Selon une enquête parue dans le quotidien conservateur français « Le Figaro », 93 % des victimes du Covid en France sont âgées de plus de 65 ans. L’âge moyen des victimes du Covid est de 82 ans et la moitié des morts ont plus de 85 ans. Près de 80 % des décès surviennent chez les plus de 75 ans. Les moins de 55 ans représentent au contraire moins de 5 % des décès. Et, cerise sur le gâteau, les moins de 65 ans sans comorbidité ne représentent que…. 2% des décès ! Bien entendu il peut exister des différences entre les pays européens mais elles sont minimes et ces statistiques françaises peuvent sans aucun doute être extrapolées à l’ensemble des grandes nations de notre continent.

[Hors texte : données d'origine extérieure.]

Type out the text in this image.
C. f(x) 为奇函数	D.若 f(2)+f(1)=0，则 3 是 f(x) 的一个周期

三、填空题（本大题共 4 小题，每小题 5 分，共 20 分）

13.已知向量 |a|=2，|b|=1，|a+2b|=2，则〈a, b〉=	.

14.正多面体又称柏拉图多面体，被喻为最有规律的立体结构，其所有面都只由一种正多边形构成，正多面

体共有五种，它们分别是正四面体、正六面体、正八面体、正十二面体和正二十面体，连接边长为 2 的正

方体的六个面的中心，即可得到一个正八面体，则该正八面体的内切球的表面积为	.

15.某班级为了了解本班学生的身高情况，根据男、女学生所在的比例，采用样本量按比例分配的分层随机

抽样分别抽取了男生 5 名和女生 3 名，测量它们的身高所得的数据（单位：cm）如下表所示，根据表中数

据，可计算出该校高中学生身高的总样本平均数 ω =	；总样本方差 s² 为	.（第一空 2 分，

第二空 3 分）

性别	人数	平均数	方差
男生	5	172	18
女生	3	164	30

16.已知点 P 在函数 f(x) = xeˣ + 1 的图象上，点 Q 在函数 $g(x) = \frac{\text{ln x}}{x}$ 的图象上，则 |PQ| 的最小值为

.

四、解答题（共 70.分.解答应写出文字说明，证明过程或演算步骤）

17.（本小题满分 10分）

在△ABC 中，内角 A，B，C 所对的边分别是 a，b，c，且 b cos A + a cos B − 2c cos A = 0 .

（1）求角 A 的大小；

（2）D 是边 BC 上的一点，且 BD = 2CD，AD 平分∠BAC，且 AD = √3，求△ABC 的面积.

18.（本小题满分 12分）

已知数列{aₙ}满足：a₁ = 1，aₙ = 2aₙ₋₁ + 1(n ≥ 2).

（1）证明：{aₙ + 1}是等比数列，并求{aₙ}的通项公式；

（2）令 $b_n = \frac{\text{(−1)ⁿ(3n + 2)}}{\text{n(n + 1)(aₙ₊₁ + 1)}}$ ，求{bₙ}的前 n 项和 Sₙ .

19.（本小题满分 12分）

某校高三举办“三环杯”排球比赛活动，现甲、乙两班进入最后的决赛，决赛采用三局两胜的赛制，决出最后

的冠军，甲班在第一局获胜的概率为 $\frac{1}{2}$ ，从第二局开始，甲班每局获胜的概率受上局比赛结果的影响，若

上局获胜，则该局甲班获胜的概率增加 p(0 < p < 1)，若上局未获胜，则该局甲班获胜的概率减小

Parmi les 93 % des victimes du covid en France, et qui rappelons le ont plus de 65 ans, un très grand nombre d’entre elles avaient des pathologies lourdes ou des comorbidités très prononcées qui les condamnaient à une mort certaine à très brève échéance. Pourtant, toutes sont comptabilisées comme des victimes du covid. En revanche, lorsque 5 personnes décèdent en France après la vaccination contre le coronavirus, les autorités s’empressent d’affirmer que cela n’a rien à voir avec le vaccin car les victimes avaient…. de lourdes comorbidités. Ce double standard illustre parfaitement l’hypocrisie et les mensonges des autorités. Désormais nous savons pourquoi nos dirigeants sabordent notre économie, désespèrent notre jeunesse et assombrissent notre avenir : pour sauver des vieillards à l’espérance de vie très limitée. Bravo messieurs.

Comment ne pas être en colère face à ces chiffres lorsqu’on apprend hier la nouvelle folie des autorités françaises qui ont arbitrairement décidé que les remontées mécaniques des stations de ski ne rouvriront pas le 1er février. Le secrétaire d’Etat chargé du tourisme à même cru bon de préciser, histoire sans doute d’enlever tout espoir que « une réouverture mi ou fin février » paraît même « hautement improbable ». Ah bon ? Parce que les plus de 65 ans constituent la clientèle des stations de ski ? En voilà une nouvelle. À quoi cela sert-il d’empêcher une population peut concernée par le virus de pouvoir profiter de l’air pur des montagnes lorsqu’on sait que les personnes pouvant succomber au virus n’y sont guère présentes ? Cela n’a aucun sens. Nous sommes « dirigés » par des déments.